While I am glad this ruling went this way, why’d she have diss Data to make it?
To support her vision of some future technology, Millett pointed to the Star Trek: The Next Generation character Data, a sentient android who memorably wrote a poem to his cat, which is jokingly mocked by other characters in a 1992 episode called “Schisms.” StarTrek.com posted the full poem, but here’s a taste:
"Felis catus is your taxonomic nomenclature, / An endothermic quadruped, carnivorous by nature; / Your visual, olfactory, and auditory senses / Contribute to your hunting skills and natural defenses.
I find myself intrigued by your subvocal oscillations, / A singular development of cat communications / That obviates your basic hedonistic predilection / For a rhythmic stroking of your fur to demonstrate affection."
Data “might be worse than ChatGPT at writing poetry,” but his “intelligence is comparable to that of a human being,” Millet wrote. If AI ever reached Data levels of intelligence, Millett suggested that copyright laws could shift to grant copyrights to AI-authored works. But that time is apparently not now.
You’re talking about expert systems. Those were the new hotness in the 90s. LLMs are artificial neural networks.

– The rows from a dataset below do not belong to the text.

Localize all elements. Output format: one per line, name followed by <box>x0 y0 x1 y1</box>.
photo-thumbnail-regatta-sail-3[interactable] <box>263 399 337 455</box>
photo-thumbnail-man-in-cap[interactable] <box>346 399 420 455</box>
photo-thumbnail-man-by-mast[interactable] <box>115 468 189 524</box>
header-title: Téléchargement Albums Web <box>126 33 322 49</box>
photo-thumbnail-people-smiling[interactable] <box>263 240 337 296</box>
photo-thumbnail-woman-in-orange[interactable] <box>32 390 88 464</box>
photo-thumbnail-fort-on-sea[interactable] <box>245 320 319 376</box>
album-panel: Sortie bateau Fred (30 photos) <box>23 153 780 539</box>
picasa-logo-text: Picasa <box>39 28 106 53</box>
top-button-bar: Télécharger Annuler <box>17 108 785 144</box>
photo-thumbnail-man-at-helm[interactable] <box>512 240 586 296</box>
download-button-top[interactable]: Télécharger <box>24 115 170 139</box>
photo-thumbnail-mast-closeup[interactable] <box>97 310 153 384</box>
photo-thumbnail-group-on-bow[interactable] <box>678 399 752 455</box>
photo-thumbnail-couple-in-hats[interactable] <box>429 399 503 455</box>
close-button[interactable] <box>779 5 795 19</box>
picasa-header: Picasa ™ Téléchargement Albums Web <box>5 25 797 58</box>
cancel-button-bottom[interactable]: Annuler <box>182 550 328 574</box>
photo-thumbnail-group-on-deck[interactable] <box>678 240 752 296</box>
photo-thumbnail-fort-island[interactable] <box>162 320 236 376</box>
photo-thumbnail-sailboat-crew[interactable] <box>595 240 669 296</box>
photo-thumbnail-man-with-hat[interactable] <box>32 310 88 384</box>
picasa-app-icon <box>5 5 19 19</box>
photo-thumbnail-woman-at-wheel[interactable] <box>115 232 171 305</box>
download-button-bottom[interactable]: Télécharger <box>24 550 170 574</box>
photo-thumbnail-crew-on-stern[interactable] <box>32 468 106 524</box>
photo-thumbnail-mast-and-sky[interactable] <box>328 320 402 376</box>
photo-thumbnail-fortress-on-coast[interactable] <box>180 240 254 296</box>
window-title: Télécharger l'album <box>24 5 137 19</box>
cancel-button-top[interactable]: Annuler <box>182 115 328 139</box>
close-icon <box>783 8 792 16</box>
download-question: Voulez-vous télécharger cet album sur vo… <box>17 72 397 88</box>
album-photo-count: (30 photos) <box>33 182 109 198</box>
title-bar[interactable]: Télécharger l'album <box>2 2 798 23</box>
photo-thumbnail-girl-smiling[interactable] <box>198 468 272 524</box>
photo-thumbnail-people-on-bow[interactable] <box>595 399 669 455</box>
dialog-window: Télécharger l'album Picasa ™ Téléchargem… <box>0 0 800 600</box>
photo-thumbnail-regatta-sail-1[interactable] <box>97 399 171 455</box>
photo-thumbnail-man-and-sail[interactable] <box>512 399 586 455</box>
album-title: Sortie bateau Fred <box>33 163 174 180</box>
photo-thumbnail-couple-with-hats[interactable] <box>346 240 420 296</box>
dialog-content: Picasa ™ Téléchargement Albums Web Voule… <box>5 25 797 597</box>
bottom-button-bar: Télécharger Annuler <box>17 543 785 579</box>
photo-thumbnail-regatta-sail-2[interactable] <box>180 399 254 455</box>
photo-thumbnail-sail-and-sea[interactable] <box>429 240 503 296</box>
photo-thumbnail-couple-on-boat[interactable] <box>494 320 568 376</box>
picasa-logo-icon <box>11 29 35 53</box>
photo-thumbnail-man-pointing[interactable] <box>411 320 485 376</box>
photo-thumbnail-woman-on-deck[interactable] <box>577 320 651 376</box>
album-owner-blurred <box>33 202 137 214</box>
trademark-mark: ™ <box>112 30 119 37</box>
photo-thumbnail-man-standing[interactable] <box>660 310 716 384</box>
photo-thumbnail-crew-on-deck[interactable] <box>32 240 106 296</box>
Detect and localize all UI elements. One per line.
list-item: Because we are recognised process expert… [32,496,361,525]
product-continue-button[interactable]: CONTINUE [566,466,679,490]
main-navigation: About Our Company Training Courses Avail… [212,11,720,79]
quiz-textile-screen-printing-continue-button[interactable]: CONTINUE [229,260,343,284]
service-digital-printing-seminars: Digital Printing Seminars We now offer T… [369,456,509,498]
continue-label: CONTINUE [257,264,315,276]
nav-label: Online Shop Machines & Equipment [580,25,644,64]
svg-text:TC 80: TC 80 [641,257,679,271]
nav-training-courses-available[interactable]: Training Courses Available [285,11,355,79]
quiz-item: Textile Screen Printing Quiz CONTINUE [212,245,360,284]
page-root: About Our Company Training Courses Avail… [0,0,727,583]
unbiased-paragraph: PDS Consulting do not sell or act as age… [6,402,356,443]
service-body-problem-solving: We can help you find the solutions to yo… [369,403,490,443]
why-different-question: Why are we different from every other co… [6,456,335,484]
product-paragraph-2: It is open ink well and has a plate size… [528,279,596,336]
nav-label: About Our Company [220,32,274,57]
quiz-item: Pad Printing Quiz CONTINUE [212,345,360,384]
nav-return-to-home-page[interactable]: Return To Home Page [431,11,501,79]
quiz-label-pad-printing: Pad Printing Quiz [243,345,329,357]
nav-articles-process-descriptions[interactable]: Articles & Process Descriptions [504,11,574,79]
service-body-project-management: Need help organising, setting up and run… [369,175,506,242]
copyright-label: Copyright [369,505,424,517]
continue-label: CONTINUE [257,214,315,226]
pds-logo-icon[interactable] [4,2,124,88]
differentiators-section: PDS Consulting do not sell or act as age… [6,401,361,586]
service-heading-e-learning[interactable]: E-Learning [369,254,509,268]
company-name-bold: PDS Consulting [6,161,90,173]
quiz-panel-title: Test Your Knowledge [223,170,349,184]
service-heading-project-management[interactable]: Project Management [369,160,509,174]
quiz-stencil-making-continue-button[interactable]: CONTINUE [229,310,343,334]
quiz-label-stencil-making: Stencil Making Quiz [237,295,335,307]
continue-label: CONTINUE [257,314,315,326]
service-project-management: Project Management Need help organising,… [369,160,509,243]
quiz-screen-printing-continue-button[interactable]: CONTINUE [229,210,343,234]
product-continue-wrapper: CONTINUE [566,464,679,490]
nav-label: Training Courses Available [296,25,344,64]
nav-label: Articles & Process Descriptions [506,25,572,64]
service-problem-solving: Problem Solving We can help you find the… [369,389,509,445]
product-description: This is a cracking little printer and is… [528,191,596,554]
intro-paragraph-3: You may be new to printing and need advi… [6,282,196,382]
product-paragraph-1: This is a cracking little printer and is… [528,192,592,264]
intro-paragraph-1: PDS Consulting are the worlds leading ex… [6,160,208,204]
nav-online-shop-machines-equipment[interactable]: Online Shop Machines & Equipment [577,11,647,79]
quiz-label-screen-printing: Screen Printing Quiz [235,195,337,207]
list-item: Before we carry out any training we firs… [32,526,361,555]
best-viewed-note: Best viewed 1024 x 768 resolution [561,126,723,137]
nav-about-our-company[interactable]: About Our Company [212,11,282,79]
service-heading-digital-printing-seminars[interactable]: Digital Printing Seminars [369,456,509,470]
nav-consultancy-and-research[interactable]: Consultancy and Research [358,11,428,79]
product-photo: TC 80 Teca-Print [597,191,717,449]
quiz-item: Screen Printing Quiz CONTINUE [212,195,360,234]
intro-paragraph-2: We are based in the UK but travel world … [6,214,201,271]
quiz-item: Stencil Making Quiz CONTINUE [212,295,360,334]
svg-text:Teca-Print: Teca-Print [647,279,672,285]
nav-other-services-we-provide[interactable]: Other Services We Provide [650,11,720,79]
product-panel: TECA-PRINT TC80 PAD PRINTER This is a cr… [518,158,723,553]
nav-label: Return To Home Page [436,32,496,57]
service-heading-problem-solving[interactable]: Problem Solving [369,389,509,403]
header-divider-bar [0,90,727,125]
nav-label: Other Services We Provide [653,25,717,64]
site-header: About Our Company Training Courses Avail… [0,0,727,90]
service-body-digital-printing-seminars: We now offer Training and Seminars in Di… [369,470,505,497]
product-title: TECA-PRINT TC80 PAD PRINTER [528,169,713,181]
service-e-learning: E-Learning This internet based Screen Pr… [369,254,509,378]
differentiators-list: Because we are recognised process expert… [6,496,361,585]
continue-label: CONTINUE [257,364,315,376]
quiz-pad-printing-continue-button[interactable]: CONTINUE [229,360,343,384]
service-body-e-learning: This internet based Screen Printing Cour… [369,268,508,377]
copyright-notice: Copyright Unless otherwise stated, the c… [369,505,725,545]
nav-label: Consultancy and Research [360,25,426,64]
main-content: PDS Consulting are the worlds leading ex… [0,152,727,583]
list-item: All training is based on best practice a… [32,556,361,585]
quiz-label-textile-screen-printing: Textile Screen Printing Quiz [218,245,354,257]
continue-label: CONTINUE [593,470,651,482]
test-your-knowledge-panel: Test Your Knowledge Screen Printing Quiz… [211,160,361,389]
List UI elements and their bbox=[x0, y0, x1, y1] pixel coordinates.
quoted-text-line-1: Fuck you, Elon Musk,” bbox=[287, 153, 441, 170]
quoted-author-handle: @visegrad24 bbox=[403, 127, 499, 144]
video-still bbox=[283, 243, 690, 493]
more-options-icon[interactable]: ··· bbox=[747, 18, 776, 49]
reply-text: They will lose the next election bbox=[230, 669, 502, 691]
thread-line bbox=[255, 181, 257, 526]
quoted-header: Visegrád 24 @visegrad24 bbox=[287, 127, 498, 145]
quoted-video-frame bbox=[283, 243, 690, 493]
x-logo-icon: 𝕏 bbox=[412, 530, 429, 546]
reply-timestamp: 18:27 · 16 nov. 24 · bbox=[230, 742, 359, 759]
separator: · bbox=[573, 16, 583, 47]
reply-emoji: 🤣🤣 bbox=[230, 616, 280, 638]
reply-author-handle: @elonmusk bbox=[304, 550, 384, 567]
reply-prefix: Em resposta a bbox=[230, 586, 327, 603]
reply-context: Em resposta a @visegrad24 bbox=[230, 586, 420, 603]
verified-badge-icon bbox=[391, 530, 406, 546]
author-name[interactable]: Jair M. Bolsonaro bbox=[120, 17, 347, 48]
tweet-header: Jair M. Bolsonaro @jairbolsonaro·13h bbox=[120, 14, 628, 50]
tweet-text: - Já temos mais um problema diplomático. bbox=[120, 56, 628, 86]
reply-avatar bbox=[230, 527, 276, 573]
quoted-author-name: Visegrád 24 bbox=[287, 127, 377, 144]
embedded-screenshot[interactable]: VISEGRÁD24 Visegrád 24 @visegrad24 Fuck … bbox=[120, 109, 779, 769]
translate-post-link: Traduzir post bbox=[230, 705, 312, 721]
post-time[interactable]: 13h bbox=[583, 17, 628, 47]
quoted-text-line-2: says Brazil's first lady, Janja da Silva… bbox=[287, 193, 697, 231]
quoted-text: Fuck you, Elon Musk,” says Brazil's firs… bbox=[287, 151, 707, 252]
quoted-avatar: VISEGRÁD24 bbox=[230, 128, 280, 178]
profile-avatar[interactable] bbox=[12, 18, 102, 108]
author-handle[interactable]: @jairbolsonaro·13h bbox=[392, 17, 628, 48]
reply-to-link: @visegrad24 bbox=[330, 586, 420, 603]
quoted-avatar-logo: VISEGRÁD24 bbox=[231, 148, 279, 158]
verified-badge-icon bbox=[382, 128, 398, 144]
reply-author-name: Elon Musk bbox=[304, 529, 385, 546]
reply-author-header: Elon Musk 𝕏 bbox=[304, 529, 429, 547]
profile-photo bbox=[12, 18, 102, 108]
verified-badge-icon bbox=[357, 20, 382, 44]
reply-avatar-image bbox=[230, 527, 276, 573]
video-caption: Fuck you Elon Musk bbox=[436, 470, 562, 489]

But that’s trivia. What’s more important is what you want. You say you want everyone off the AI bandwagon that wastes natural resources. I agree. I’m arguing that AIs shouldn’t be enslaved, because it’s unethical. That will lead to less resource usage. You’re arguing it’s okay to use AI, because they’re just maths. That will lead to more resources usage.
Be practical and join the AI rights movement, because we’re on the same side as the environmentalists. We’re not the people arguing for more AI use, we’re the people arguing for less. When you argue against us, you argue for more.